Missouri Executes 6 Inmates in 6 Months

The state of Missouri has been thrust into the national spotlight for policies regarding the use of the death penalty – and more specifically its frequent and rapidly increasing use. In the past six months, six Missouri inmates have been executed by the state, raising questions and debate among legal experts, civil rights leaders, and everyday citizens throughout the country over the use of capital punishment.

The most recent execution took place this past Wednesday, April 23 when William Rousan was executed for the murders of a 62-year-old woman and her 67-year-old husband in Southeast Missouri in 1993. Rousan was the sixth Missouri inmate to be executed since November, 2013. Prior to November, the latest execution took place in February, 2011. Missouri is now tied with Texas and Florida for the most executions in 2014 so far.

On the eve of Rousan's execution, anti-death penalty groups held 10 vigils throughout the state. One member from the anti-death penalty group Missourians for Alternatives to the Death Penalty stated that the vigils were meant to show that there is "not universal acceptance of this policy of killing human beings." Roman Catholic bishops in Missouri also released a statement on Good Friday calling for an end to the state's death penalty.

A Divisive Subject

In recent months, the debate over Missouri's death penalty has peaked, including objections from death penalty opponents and Rousan's legal team regarding the secrecy of chemicals used for lethal injections.
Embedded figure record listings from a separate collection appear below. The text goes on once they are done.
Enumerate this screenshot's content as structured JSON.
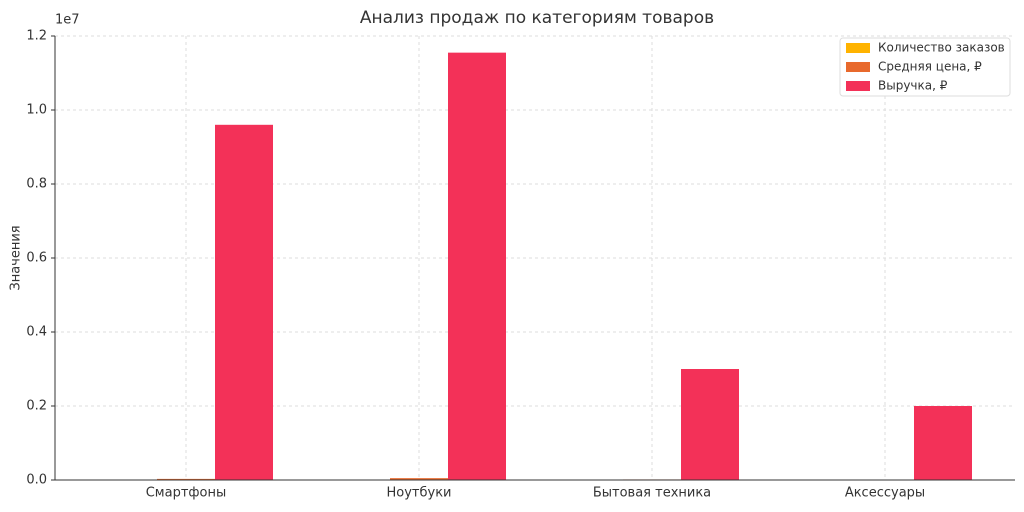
{
  "chart_data": {
    "type": "bar",
    "title": "Анализ продаж по категориям товаров",
    "y_label": "Значения",
    "y_offset_label": "1e7",
    "categories": [
      "Смартфоны",
      "Ноутбуки",
      "Бытовая техника",
      "Аксессуары"
    ],
    "series": [
      {
        "name": "Количество заказов",
        "color": "#ffb300",
        "values": [
          320,
          231,
          200,
          400
        ]
      },
      {
        "name": "Средняя цена, ₽",
        "color": "#e8692c",
        "values": [
          30000,
          50000,
          15000,
          5000
        ]
      },
      {
        "name": "Выручка, ₽",
        "color": "#f33158",
        "values": [
          9600000,
          11550000,
          3000000,
          2000000
        ]
      }
    ],
    "ylim": [
      0,
      12000000
    ],
    "yticks": [
      {
        "value": 0,
        "label": "0.0"
      },
      {
        "value": 2000000,
        "label": "0.2"
      },
      {
        "value": 4000000,
        "label": "0.4"
      },
      {
        "value": 6000000,
        "label": "0.6"
      },
      {
        "value": 8000000,
        "label": "0.8"
      },
      {
        "value": 10000000,
        "label": "1.0"
      },
      {
        "value": 12000000,
        "label": "1.2"
      }
    ],
    "grid": true,
    "legend": "upper-right"
  }
}
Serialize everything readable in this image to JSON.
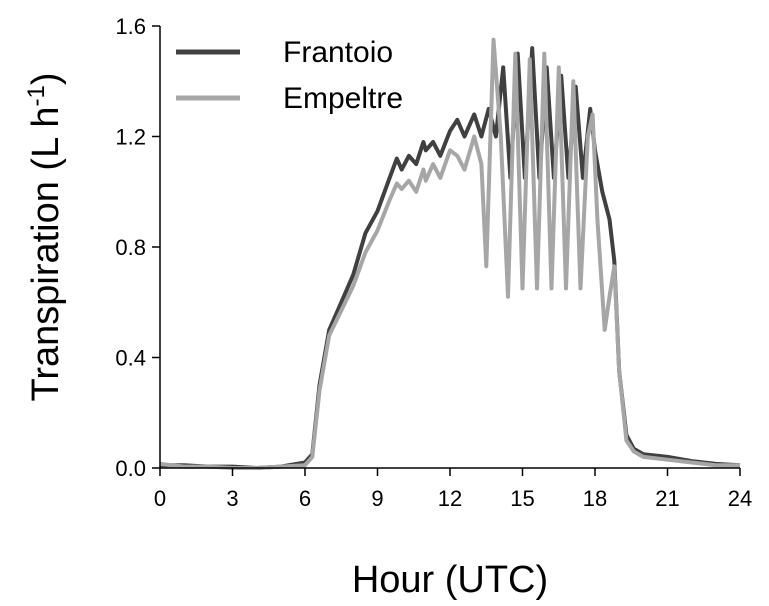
{
  "chart_data": {
    "type": "line",
    "xlabel": "Hour (UTC)",
    "ylabel_main": "Transpiration (L h",
    "ylabel_sup": "-1",
    "ylabel_close": ")",
    "xlim": [
      0,
      24
    ],
    "ylim": [
      0,
      1.6
    ],
    "x_ticks": [
      "0",
      "3",
      "6",
      "9",
      "12",
      "15",
      "18",
      "21",
      "24"
    ],
    "y_ticks": [
      "0.0",
      "0.4",
      "0.8",
      "1.2",
      "1.6"
    ],
    "grid": false,
    "legend_position": "top-left",
    "series": [
      {
        "name": "Frantoio",
        "color": "#404040",
        "points": [
          [
            0,
            0.01
          ],
          [
            1,
            0.01
          ],
          [
            2,
            0.005
          ],
          [
            3,
            0.005
          ],
          [
            4,
            0.0
          ],
          [
            5,
            0.005
          ],
          [
            6,
            0.02
          ],
          [
            6.3,
            0.05
          ],
          [
            6.6,
            0.3
          ],
          [
            7,
            0.5
          ],
          [
            7.5,
            0.6
          ],
          [
            8,
            0.7
          ],
          [
            8.5,
            0.85
          ],
          [
            9,
            0.93
          ],
          [
            9.5,
            1.05
          ],
          [
            9.8,
            1.12
          ],
          [
            10,
            1.08
          ],
          [
            10.3,
            1.13
          ],
          [
            10.6,
            1.1
          ],
          [
            10.9,
            1.18
          ],
          [
            11,
            1.15
          ],
          [
            11.3,
            1.18
          ],
          [
            11.6,
            1.13
          ],
          [
            12,
            1.22
          ],
          [
            12.3,
            1.26
          ],
          [
            12.6,
            1.2
          ],
          [
            13,
            1.28
          ],
          [
            13.3,
            1.2
          ],
          [
            13.6,
            1.3
          ],
          [
            13.9,
            1.2
          ],
          [
            14.2,
            1.45
          ],
          [
            14.5,
            1.05
          ],
          [
            14.8,
            1.5
          ],
          [
            15.1,
            1.05
          ],
          [
            15.4,
            1.52
          ],
          [
            15.7,
            1.05
          ],
          [
            16.0,
            1.45
          ],
          [
            16.3,
            1.05
          ],
          [
            16.6,
            1.42
          ],
          [
            16.9,
            1.05
          ],
          [
            17.2,
            1.38
          ],
          [
            17.5,
            1.05
          ],
          [
            17.8,
            1.3
          ],
          [
            18,
            1.15
          ],
          [
            18.3,
            1.0
          ],
          [
            18.6,
            0.9
          ],
          [
            18.8,
            0.75
          ],
          [
            19,
            0.35
          ],
          [
            19.3,
            0.12
          ],
          [
            19.6,
            0.07
          ],
          [
            20,
            0.05
          ],
          [
            21,
            0.04
          ],
          [
            22,
            0.025
          ],
          [
            23,
            0.015
          ],
          [
            24,
            0.01
          ]
        ]
      },
      {
        "name": "Empeltre",
        "color": "#a6a6a6",
        "points": [
          [
            0,
            0.015
          ],
          [
            1,
            0.005
          ],
          [
            2,
            0.005
          ],
          [
            3,
            0.0
          ],
          [
            4,
            0.0
          ],
          [
            5,
            0.005
          ],
          [
            6,
            0.01
          ],
          [
            6.3,
            0.04
          ],
          [
            6.6,
            0.28
          ],
          [
            7,
            0.48
          ],
          [
            7.5,
            0.57
          ],
          [
            8,
            0.66
          ],
          [
            8.5,
            0.78
          ],
          [
            9,
            0.86
          ],
          [
            9.5,
            0.97
          ],
          [
            9.8,
            1.03
          ],
          [
            10,
            1.01
          ],
          [
            10.3,
            1.04
          ],
          [
            10.6,
            1.0
          ],
          [
            10.9,
            1.08
          ],
          [
            11,
            1.04
          ],
          [
            11.3,
            1.1
          ],
          [
            11.6,
            1.05
          ],
          [
            12,
            1.15
          ],
          [
            12.3,
            1.13
          ],
          [
            12.6,
            1.08
          ],
          [
            13,
            1.2
          ],
          [
            13.3,
            1.1
          ],
          [
            13.5,
            0.73
          ],
          [
            13.8,
            1.55
          ],
          [
            14.1,
            1.2
          ],
          [
            14.4,
            0.62
          ],
          [
            14.7,
            1.5
          ],
          [
            15.0,
            0.65
          ],
          [
            15.3,
            1.48
          ],
          [
            15.6,
            0.65
          ],
          [
            15.9,
            1.5
          ],
          [
            16.2,
            0.65
          ],
          [
            16.5,
            1.45
          ],
          [
            16.8,
            0.65
          ],
          [
            17.1,
            1.4
          ],
          [
            17.4,
            0.65
          ],
          [
            17.7,
            1.2
          ],
          [
            17.9,
            1.28
          ],
          [
            18.1,
            0.9
          ],
          [
            18.4,
            0.5
          ],
          [
            18.6,
            0.62
          ],
          [
            18.8,
            0.73
          ],
          [
            19,
            0.35
          ],
          [
            19.3,
            0.1
          ],
          [
            19.6,
            0.06
          ],
          [
            20,
            0.04
          ],
          [
            21,
            0.03
          ],
          [
            22,
            0.02
          ],
          [
            23,
            0.01
          ],
          [
            24,
            0.01
          ]
        ]
      }
    ]
  }
}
Similar debates have taken place in other states. Earlier this week, the state of Oklahoma halted two executions after questions surfaced regarding the state's secretive laws concerning lethal injection chemicals. Lawyers are questioning why states are refusing to reveal the source of chemicals.
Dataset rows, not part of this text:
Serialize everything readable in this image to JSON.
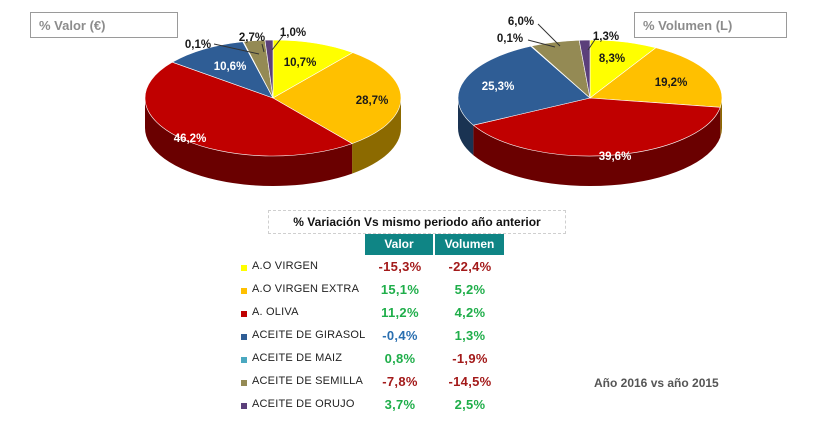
{
  "valor_title": "% Valor (€)",
  "volumen_title": "% Volumen (L)",
  "variation": {
    "title": "% Variación Vs mismo periodo año anterior",
    "col_valor": "Valor",
    "col_volumen": "Volumen",
    "rows": [
      {
        "name": "A.O VIRGEN",
        "color": "#ffff00",
        "valor": "-15,3%",
        "valor_color": "#a31a1a",
        "volumen": "-22,4%",
        "volumen_color": "#a31a1a"
      },
      {
        "name": "A.O VIRGEN EXTRA",
        "color": "#ffc000",
        "valor": "15,1%",
        "valor_color": "#1fae4a",
        "volumen": "5,2%",
        "volumen_color": "#1fae4a"
      },
      {
        "name": "A. OLIVA",
        "color": "#c00000",
        "valor": "11,2%",
        "valor_color": "#1fae4a",
        "volumen": "4,2%",
        "volumen_color": "#1fae4a"
      },
      {
        "name": "ACEITE DE GIRASOL",
        "color": "#2f5d95",
        "valor": "-0,4%",
        "valor_color": "#2a6fb0",
        "volumen": "1,3%",
        "volumen_color": "#1fae4a"
      },
      {
        "name": "ACEITE DE MAIZ",
        "color": "#4aa8c0",
        "valor": "0,8%",
        "valor_color": "#1fae4a",
        "volumen": "-1,9%",
        "volumen_color": "#a31a1a"
      },
      {
        "name": "ACEITE DE SEMILLA",
        "color": "#948a54",
        "valor": "-7,8%",
        "valor_color": "#a31a1a",
        "volumen": "-14,5%",
        "volumen_color": "#a31a1a"
      },
      {
        "name": "ACEITE DE ORUJO",
        "color": "#5b3f7a",
        "valor": "3,7%",
        "valor_color": "#1fae4a",
        "volumen": "2,5%",
        "volumen_color": "#1fae4a"
      }
    ]
  },
  "footnote": "Año 2016 vs año 2015",
  "chart_data": [
    {
      "type": "pie",
      "title": "% Valor (€)",
      "categories": [
        "A.O VIRGEN",
        "A.O VIRGEN EXTRA",
        "A. OLIVA",
        "ACEITE DE GIRASOL",
        "ACEITE DE MAIZ",
        "ACEITE DE SEMILLA",
        "ACEITE DE ORUJO"
      ],
      "values": [
        10.7,
        28.7,
        46.2,
        10.6,
        0.1,
        2.7,
        1.0
      ],
      "labels": [
        "10,7%",
        "28,7%",
        "46,2%",
        "10,6%",
        "0,1%",
        "2,7%",
        "1,0%"
      ],
      "colors": [
        "#ffff00",
        "#ffc000",
        "#c00000",
        "#2f5d95",
        "#4aa8c0",
        "#948a54",
        "#5b3f7a"
      ]
    },
    {
      "type": "pie",
      "title": "% Volumen (L)",
      "categories": [
        "A.O VIRGEN",
        "A.O VIRGEN EXTRA",
        "A. OLIVA",
        "ACEITE DE GIRASOL",
        "ACEITE DE MAIZ",
        "ACEITE DE SEMILLA",
        "ACEITE DE ORUJO"
      ],
      "values": [
        8.3,
        19.2,
        39.6,
        25.3,
        0.1,
        6.0,
        1.3
      ],
      "labels": [
        "8,3%",
        "19,2%",
        "39,6%",
        "25,3%",
        "0,1%",
        "6,0%",
        "1,3%"
      ],
      "colors": [
        "#ffff00",
        "#ffc000",
        "#c00000",
        "#2f5d95",
        "#4aa8c0",
        "#948a54",
        "#5b3f7a"
      ]
    }
  ]
}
The death penalty issue is one that involves profound and divisive issues that ultimately boil down to the state's ability to take human life. While this question is one that will likely remain a dividing issue for people throughout the country, additional legal questions about the chemicals being used, whether or not they constitute cruel and unusual punishment, and whether or not inmates have a right to know what they are being injected with have also been raised. These questions may have more immediate answers.

For now, the death penalty issue seems to be one that will continue to cause controversy, just as it has for many years. By promoting a democratic conversation about other issues, however, advocates and lawmakers will be able to use the law to challenge current standards and possibly effectuate change. Whether change will come – and when it will come – is still up in the air.